A. C Kile was an auctioneer, a justice of the peace and served two terms in the legislature
James A. Price, publisher of the Bellville Messenger, was a Worthington boy.
George Hammon came from Virginia and located in Worthington. His son, Thomas, now deceased, became one of the largest landowners in the township.
The Carpenter family located in Newville, and Daniel Carpenter was one of the first merchants and manufacturers there. Daniel Carpenter was the father of William B Carpenter of this city and of the late George F. Carpenter.
Dr. Hubbs, an Olivesburg boy, learned the printer’s trade and followed typesetting for several years, and in company with his father-in-law, the late Joshua Ruth, published the Loudonville Advocate. Later, Dr. Hubbs read medicine, and has been a successful practitioner at Butler for about twenty years. The doctor always has a cordial greeting for his friends and deserves to have good things said of him.
John W. Wilson went to California in 1852, driving all the distance from Butler to the Pacific coast, except between Cincinnati and St. Louis, which was made by boat. He served his country as a soldier in the war of the rebellion. Mr. Wilson, like Henry Greer, was quite a dude in his younger days, and today has the appearance of a well-to-do business man. He has a fine home adjoining the town.
William A. Traxler, a school teacher back in the ‘50’s, was a civil war soldier, has a comfortable home and has retired from business.
L. W Severns was a Butler boy, whose father was a leading merchant there for many years Curt was in the cavalry service all through the civil war.
The Mix family was long identified with the history of Worthington township, and several of their number have been engaged in mercantile pursuits.
Of the McKibben, the White, the Snyder, the Crowner, the Traxler, the Wilson, the Flaharty, the Frehafer, the Piper, the Bemiller, Pritchard, Tooman, Berry, Shields, Grubaugh, Mishey, Kunkle, Cunning, Keller, Switzer, Dutton, Kramer, Halferty and other families sketches will be given later.

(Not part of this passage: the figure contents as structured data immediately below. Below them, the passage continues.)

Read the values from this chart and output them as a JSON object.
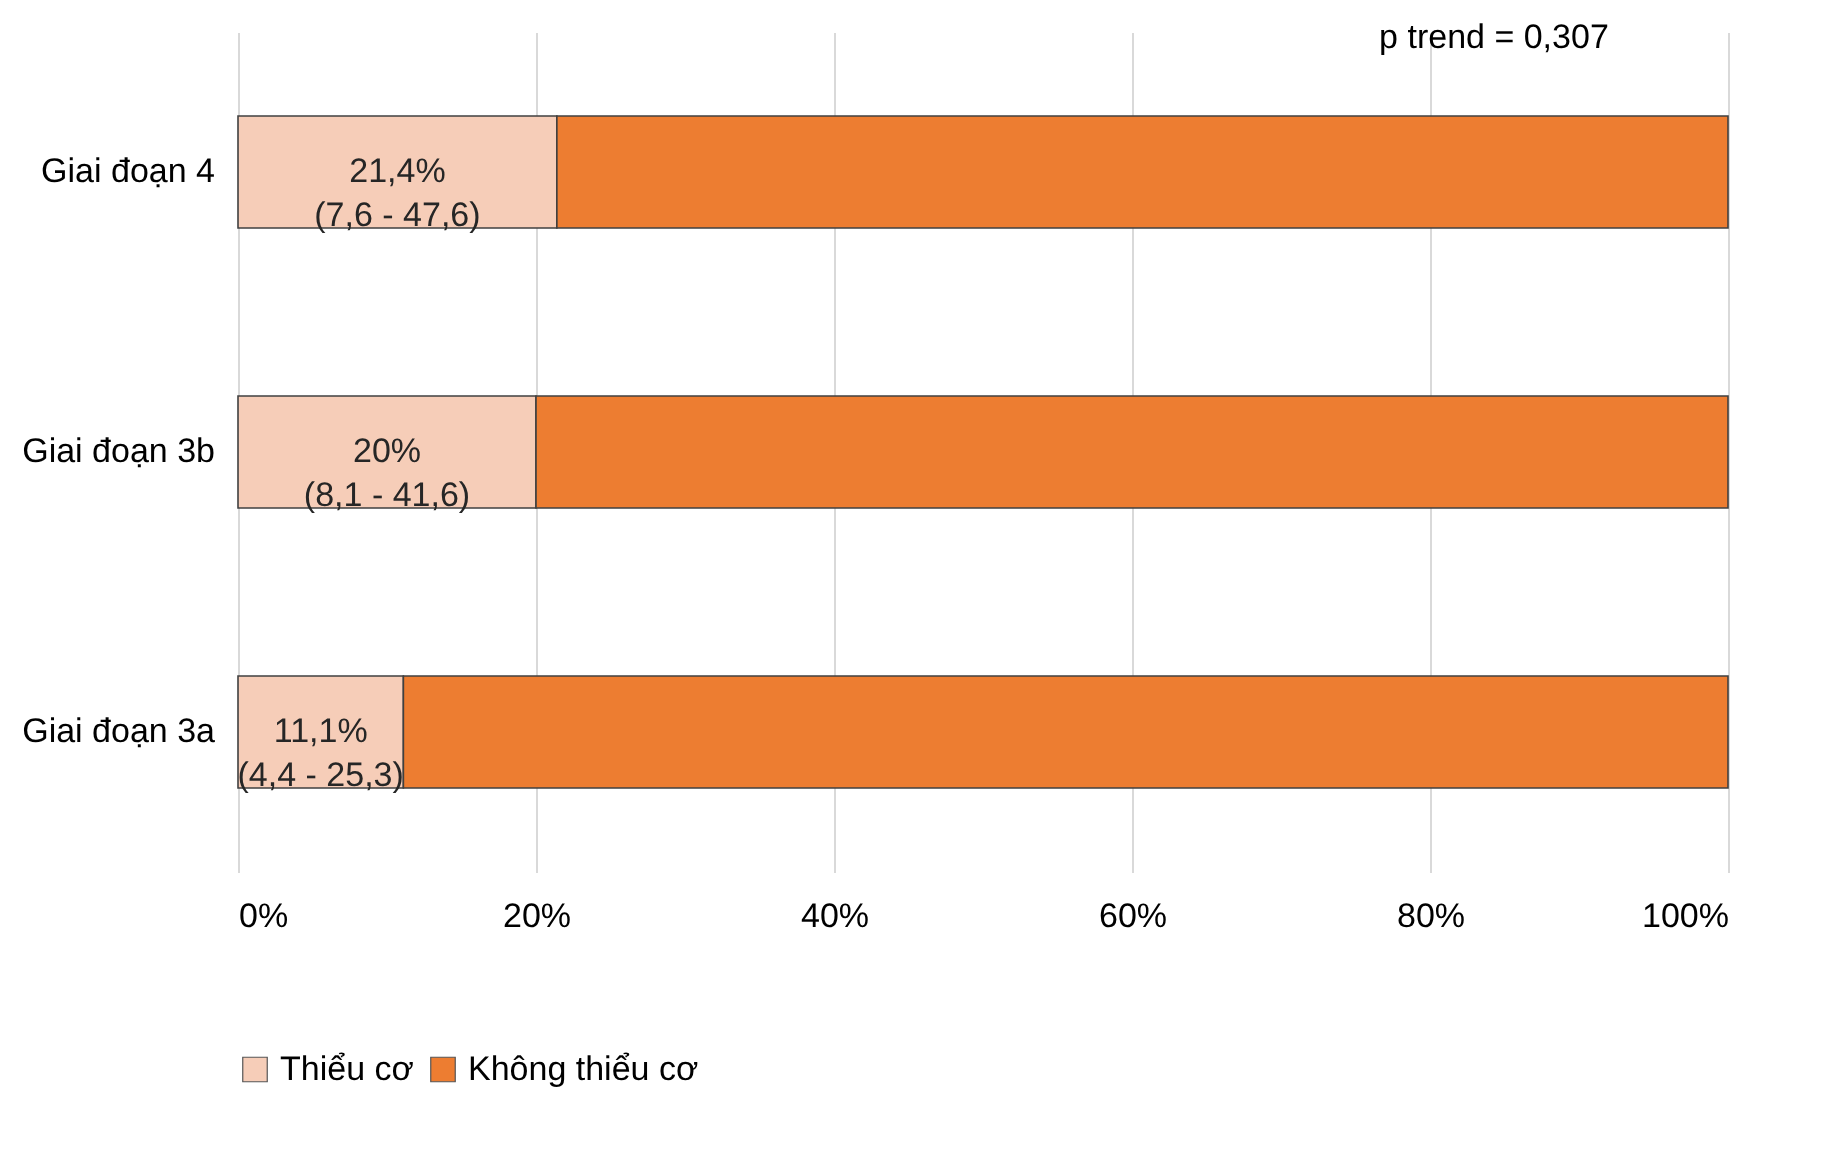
{
  "chart_data": {
    "type": "bar",
    "orientation": "horizontal",
    "stacked": true,
    "categories": [
      "Giai đoạn 4",
      "Giai đoạn 3b",
      "Giai đoạn 3a"
    ],
    "series": [
      {
        "name": "Thiểu cơ",
        "color": "#f6cdb8",
        "values": [
          21.4,
          20,
          11.1
        ],
        "value_labels": [
          "21,4%\n(7,6 - 47,6)",
          "20%\n(8,1 - 41,6)",
          "11,1%\n(4,4 - 25,3)"
        ]
      },
      {
        "name": "Không thiểu cơ",
        "color": "#ed7d31",
        "values": [
          78.6,
          80,
          88.9
        ]
      }
    ],
    "xlim": [
      0,
      100
    ],
    "xticks": [
      {
        "value": 0,
        "label": "0%"
      },
      {
        "value": 20,
        "label": "20%"
      },
      {
        "value": 40,
        "label": "40%"
      },
      {
        "value": 60,
        "label": "60%"
      },
      {
        "value": 80,
        "label": "80%"
      },
      {
        "value": 100,
        "label": "100%"
      }
    ],
    "grid": "x",
    "legend": "bottom",
    "annotations": [
      "p trend = 0,307"
    ]
  }
}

There was a generous friendship among the pioneers. There were no aristocratic lines drawn between the “upper and lower” classes. Their amusement - cabin raisings and log-rollings - were generally accompanied with a sewing or a quilting, and these brought together a whole neighborhood, both men and women, old and young, and after the labors of the day were ended the evenings were spent in amusements. A wedding frequently called together all the young people for miles around. The party assembled at the home of the bride, and after the nuptials, came the wedding dinner, of which there is none such now. The second day was called the groom’s day, and the party would go to the home of his parents to enjoy the “infair.” Then came the racing for the bottle, and fleet horses were in demand. The successful racer would take the bottle and meet the company, treat the bride and groom and then the guests.
While Worthington township had no taverns outside of the villages a number of private houses entertained transient guests. Among these were Shields, Davis and Hammons At the latter place drovers often put up for the night. At these pioneer homes many a weary traveler through the tall and lonely forests has been sheltered and refreshed beneath their humble roofs, and the savory odor of ham and eggs would have tempted more fastidious appetites.

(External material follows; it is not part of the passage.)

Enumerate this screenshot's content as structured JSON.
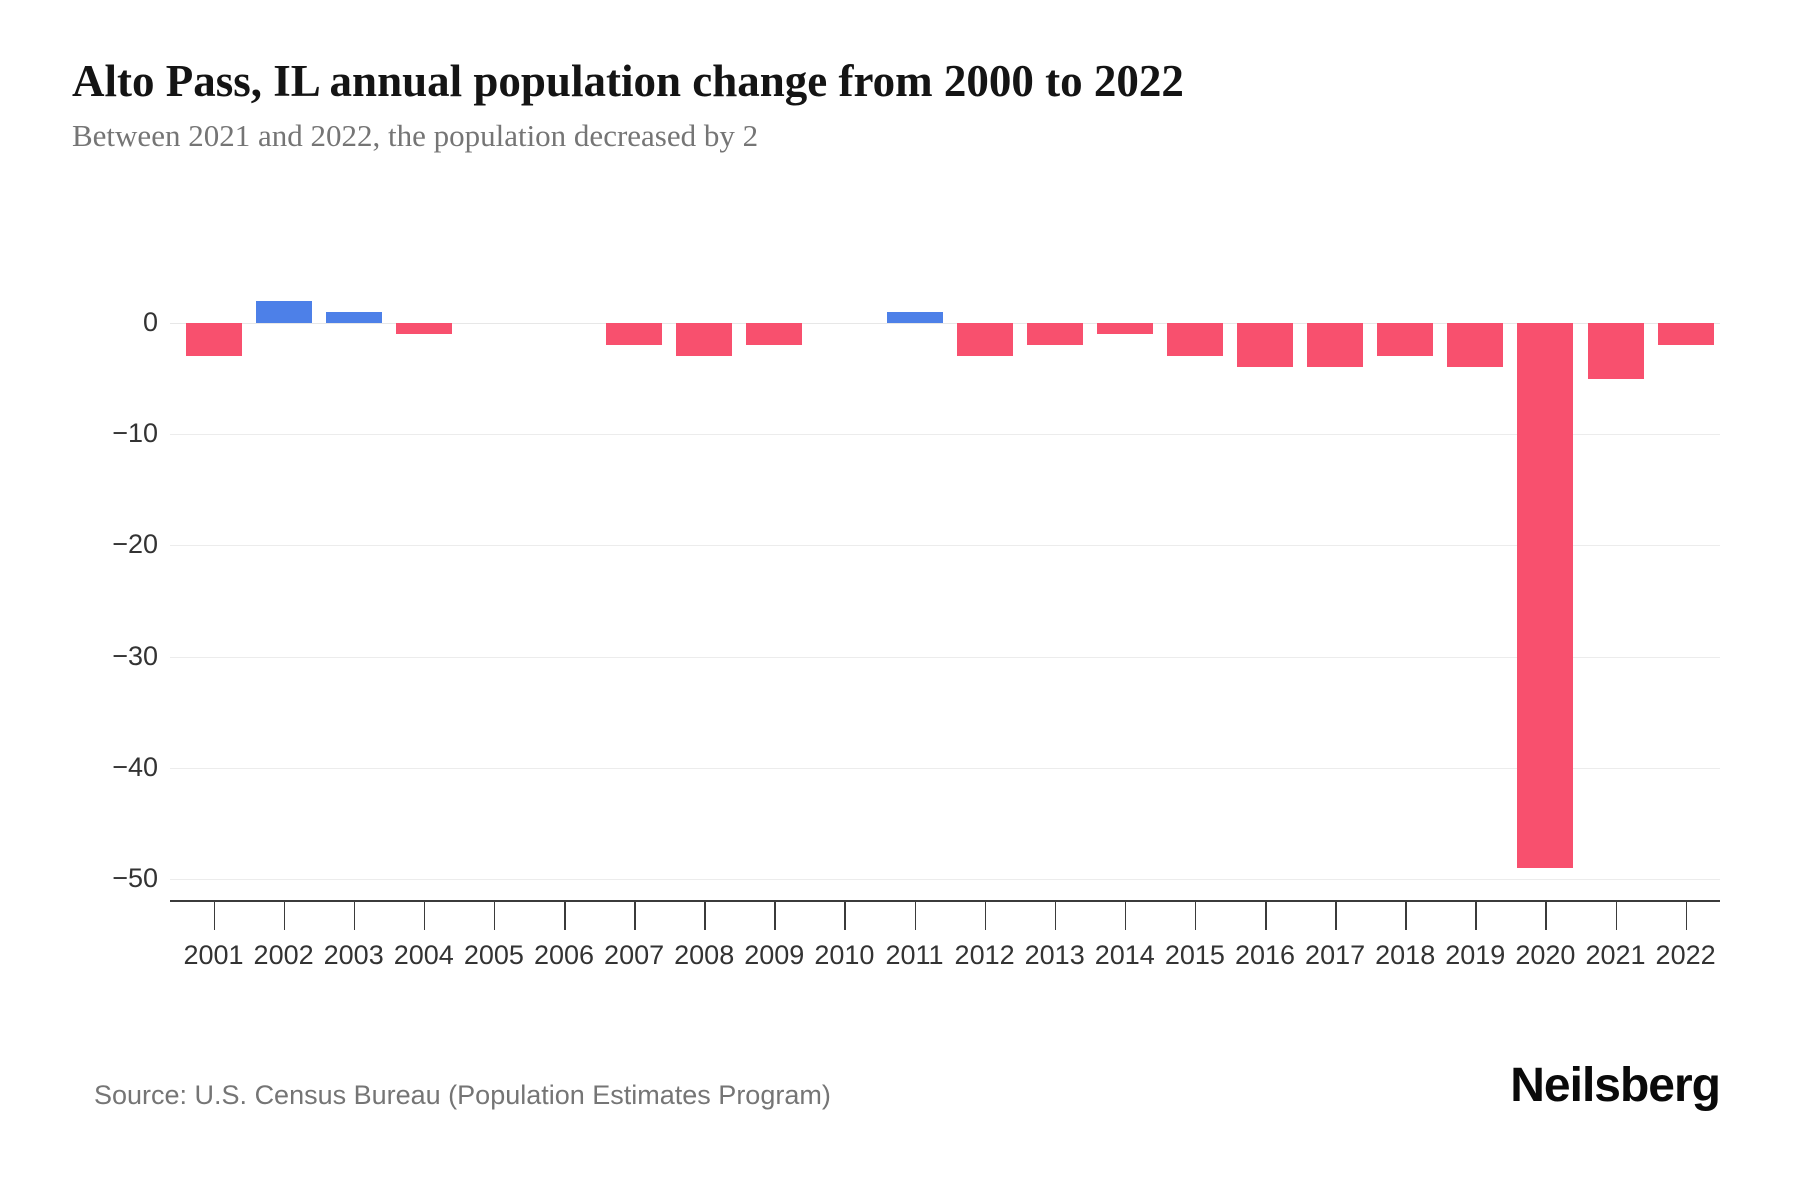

Many manly lads and beautiful lasses have been reared within the walls of these cabin-forests homes. Many courtships have been carried on during the long, winter evenings besides the dying embers in the old-fashioned fire-place. Happy in present love, and anticipating future bliss and prosperity in a more commodious home.
Here and there yet can be seen some relic of pioneer life and the good, old-fashioned customs. The present generation should be remindful of the privations and hardships of the men who cleared the forests and first tilled our soil, and compare their humble beginning with out present state of improvements and utilities. It is to hose who marked the way in the early settlement that we are so deeply indebted for our present prosperity.
The towns and further personal mentions will be given in another article.